Los dos grandes escobenes para las cadenas de las anclas que llevan a proa, y que por las pinturas que los adornan semejan ojos, dan a esas naves aspecto de monstruos marinos. El junco navegaba despacio y con grandes precauciones.

Treinta hombres de cráneos rapados y largas trenzas en la nuca, piel amarilla, ojos oblicuos, medio desnudos varios de ellos y otros vestidos con anchas túnicas y calzones, también anchos, de tela floreada, estaban alineados en la borda de la nave, con las cuerdas de maniobras entre las manos, dispuestos a orientar las velas a la primera orden.

De pie en el castillo de proa un hombre de alta estatura, facciones enérgicas, piel bronceada y vestido a la europea, examinaba atentamente la costa australiana con un poderoso anteojo. Podría tener unos cuarenta años, y parecía ser el comandante de aquella tripulación de chinos.
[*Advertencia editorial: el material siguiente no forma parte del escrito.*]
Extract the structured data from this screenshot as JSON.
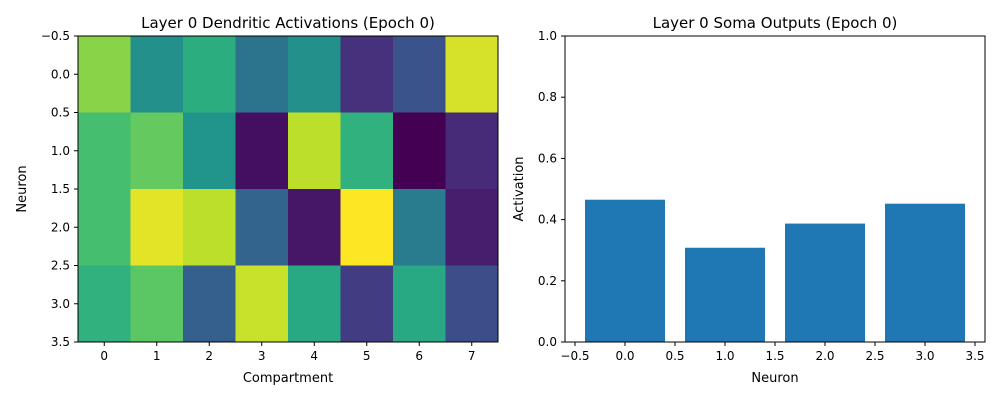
{
  "colormap": "viridis",
  "bar_color": "#1f77b4",
  "chart_data": [
    {
      "type": "heatmap",
      "title": "Layer 0 Dendritic Activations (Epoch 0)",
      "xlabel": "Compartment",
      "ylabel": "Neuron",
      "x_ticks": [
        "0",
        "1",
        "2",
        "3",
        "4",
        "5",
        "6",
        "7"
      ],
      "y_ticks": [
        "−0.5",
        "0.0",
        "0.5",
        "1.0",
        "1.5",
        "2.0",
        "2.5",
        "3.0",
        "3.5"
      ],
      "xlim": [
        -0.5,
        7.5
      ],
      "ylim": [
        3.5,
        -0.5
      ],
      "vmin": 0,
      "vmax": 1,
      "values": [
        [
          0.82,
          0.5,
          0.62,
          0.38,
          0.5,
          0.14,
          0.26,
          0.94
        ],
        [
          0.7,
          0.76,
          0.52,
          0.04,
          0.9,
          0.64,
          0.0,
          0.12
        ],
        [
          0.7,
          0.96,
          0.9,
          0.32,
          0.06,
          1.0,
          0.42,
          0.08
        ],
        [
          0.64,
          0.74,
          0.3,
          0.92,
          0.6,
          0.18,
          0.6,
          0.24
        ]
      ]
    },
    {
      "type": "bar",
      "title": "Layer 0 Soma Outputs (Epoch 0)",
      "xlabel": "Neuron",
      "ylabel": "Activation",
      "x": [
        0,
        1,
        2,
        3
      ],
      "values": [
        0.465,
        0.308,
        0.387,
        0.452
      ],
      "xlim": [
        -0.6,
        3.6
      ],
      "ylim": [
        0,
        1
      ],
      "x_ticks": [
        "−0.5",
        "0.0",
        "0.5",
        "1.0",
        "1.5",
        "2.0",
        "2.5",
        "3.0",
        "3.5"
      ],
      "y_ticks": [
        "0.0",
        "0.2",
        "0.4",
        "0.6",
        "0.8",
        "1.0"
      ]
    }
  ]
}
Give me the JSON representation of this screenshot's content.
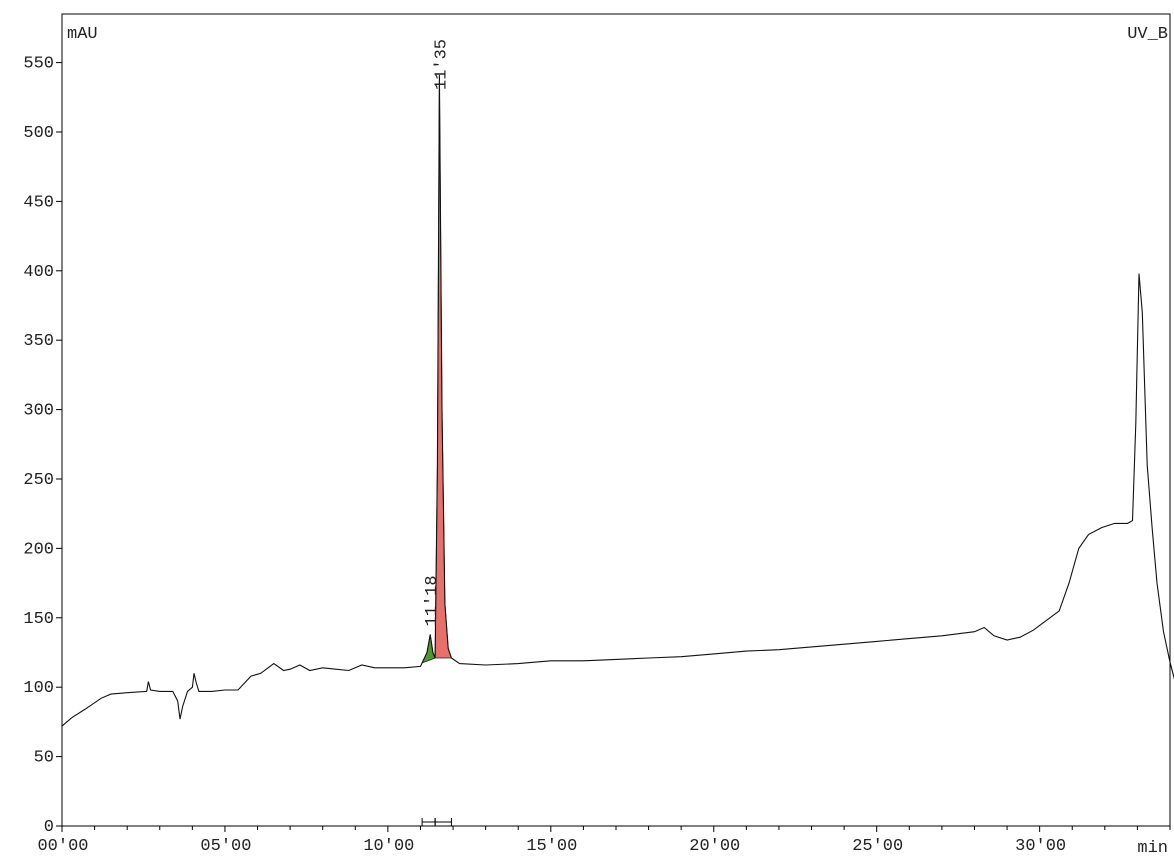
{
  "chart_data": {
    "type": "line",
    "y_unit": "mAU",
    "x_unit": "min",
    "channel": "UV_B",
    "xlim": [
      0,
      34
    ],
    "ylim": [
      0,
      585
    ],
    "grid": false,
    "y_ticks": [
      {
        "value": 0,
        "label": "0"
      },
      {
        "value": 50,
        "label": "50"
      },
      {
        "value": 100,
        "label": "100"
      },
      {
        "value": 150,
        "label": "150"
      },
      {
        "value": 200,
        "label": "200"
      },
      {
        "value": 250,
        "label": "250"
      },
      {
        "value": 300,
        "label": "300"
      },
      {
        "value": 350,
        "label": "350"
      },
      {
        "value": 400,
        "label": "400"
      },
      {
        "value": 450,
        "label": "450"
      },
      {
        "value": 500,
        "label": "500"
      },
      {
        "value": 550,
        "label": "550"
      }
    ],
    "x_ticks": [
      {
        "value": 0,
        "label": "00'00"
      },
      {
        "value": 5,
        "label": "05'00"
      },
      {
        "value": 10,
        "label": "10'00"
      },
      {
        "value": 15,
        "label": "15'00"
      },
      {
        "value": 20,
        "label": "20'00"
      },
      {
        "value": 25,
        "label": "25'00"
      },
      {
        "value": 30,
        "label": "30'00"
      }
    ],
    "x_minor_step": 1,
    "peaks": [
      {
        "label": "11'18",
        "start": 11.05,
        "apex": 11.3,
        "end": 11.45,
        "apex_value": 138,
        "color": "#4a9a30"
      },
      {
        "label": "11'35",
        "start": 11.45,
        "apex": 11.58,
        "end": 11.95,
        "apex_value": 541,
        "color": "#e8706a"
      }
    ],
    "series": [
      {
        "points": [
          [
            0,
            72
          ],
          [
            0.3,
            78
          ],
          [
            0.7,
            84
          ],
          [
            1.2,
            92
          ],
          [
            1.5,
            95
          ],
          [
            2.0,
            96
          ],
          [
            2.6,
            97
          ],
          [
            2.65,
            104
          ],
          [
            2.72,
            98
          ],
          [
            3.0,
            97
          ],
          [
            3.4,
            97
          ],
          [
            3.55,
            90
          ],
          [
            3.62,
            77
          ],
          [
            3.7,
            86
          ],
          [
            3.85,
            97
          ],
          [
            4.0,
            100
          ],
          [
            4.05,
            110
          ],
          [
            4.12,
            103
          ],
          [
            4.2,
            97
          ],
          [
            4.6,
            97
          ],
          [
            5.0,
            98
          ],
          [
            5.4,
            98
          ],
          [
            5.8,
            108
          ],
          [
            6.1,
            110
          ],
          [
            6.5,
            117
          ],
          [
            6.8,
            112
          ],
          [
            7.0,
            113
          ],
          [
            7.3,
            116
          ],
          [
            7.6,
            112
          ],
          [
            8.0,
            114
          ],
          [
            8.4,
            113
          ],
          [
            8.8,
            112
          ],
          [
            9.2,
            116
          ],
          [
            9.6,
            114
          ],
          [
            10.0,
            114
          ],
          [
            10.5,
            114
          ],
          [
            11.0,
            115
          ],
          [
            11.2,
            125
          ],
          [
            11.3,
            138
          ],
          [
            11.38,
            125
          ],
          [
            11.45,
            121
          ],
          [
            11.52,
            260
          ],
          [
            11.58,
            541
          ],
          [
            11.66,
            300
          ],
          [
            11.75,
            160
          ],
          [
            11.85,
            128
          ],
          [
            11.95,
            121
          ],
          [
            12.2,
            117
          ],
          [
            13.0,
            116
          ],
          [
            14.0,
            117
          ],
          [
            15.0,
            119
          ],
          [
            16.0,
            119
          ],
          [
            17.0,
            120
          ],
          [
            18.0,
            121
          ],
          [
            19.0,
            122
          ],
          [
            20.0,
            124
          ],
          [
            21.0,
            126
          ],
          [
            22.0,
            127
          ],
          [
            23.0,
            129
          ],
          [
            24.0,
            131
          ],
          [
            25.0,
            133
          ],
          [
            26.0,
            135
          ],
          [
            27.0,
            137
          ],
          [
            28.0,
            140
          ],
          [
            28.3,
            143
          ],
          [
            28.6,
            137
          ],
          [
            29.0,
            134
          ],
          [
            29.4,
            136
          ],
          [
            29.8,
            141
          ],
          [
            30.2,
            148
          ],
          [
            30.6,
            155
          ],
          [
            30.9,
            175
          ],
          [
            31.2,
            200
          ],
          [
            31.5,
            210
          ],
          [
            31.9,
            215
          ],
          [
            32.3,
            218
          ],
          [
            32.7,
            218
          ],
          [
            32.85,
            220
          ],
          [
            32.95,
            290
          ],
          [
            33.05,
            398
          ],
          [
            33.15,
            370
          ],
          [
            33.3,
            260
          ],
          [
            33.45,
            215
          ],
          [
            33.6,
            175
          ],
          [
            33.8,
            140
          ],
          [
            34.0,
            118
          ],
          [
            34.2,
            100
          ],
          [
            34.4,
            87
          ],
          [
            34.5,
            84
          ]
        ]
      }
    ]
  }
}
Detrás de él dos jóvenes de diez y seis y veinte años, respectivamente, de piel blanca como la de los europeos, pero no atezada como la que suele distinguir a la gente de mar, parecían esperar con cierta ansiedad el resultado de la minuciosa observación que estaba practicando el del anteojo.

—¿Ves algo?—le preguntó al poco rato el más joven de ellos.

—No, sobrino—contestó éste—. No se ve ni un ser viviente.

—¿Estamos cerca de la bahía?

—La tenemos seis millas delante de nosotros, Hans.

—¿Estás seguro de no engañarte, tío?

—¿Un hombre de mar como yo equivocarse?... Vine aquí el año último a pescar el trépang, y no he olvidado la bahía.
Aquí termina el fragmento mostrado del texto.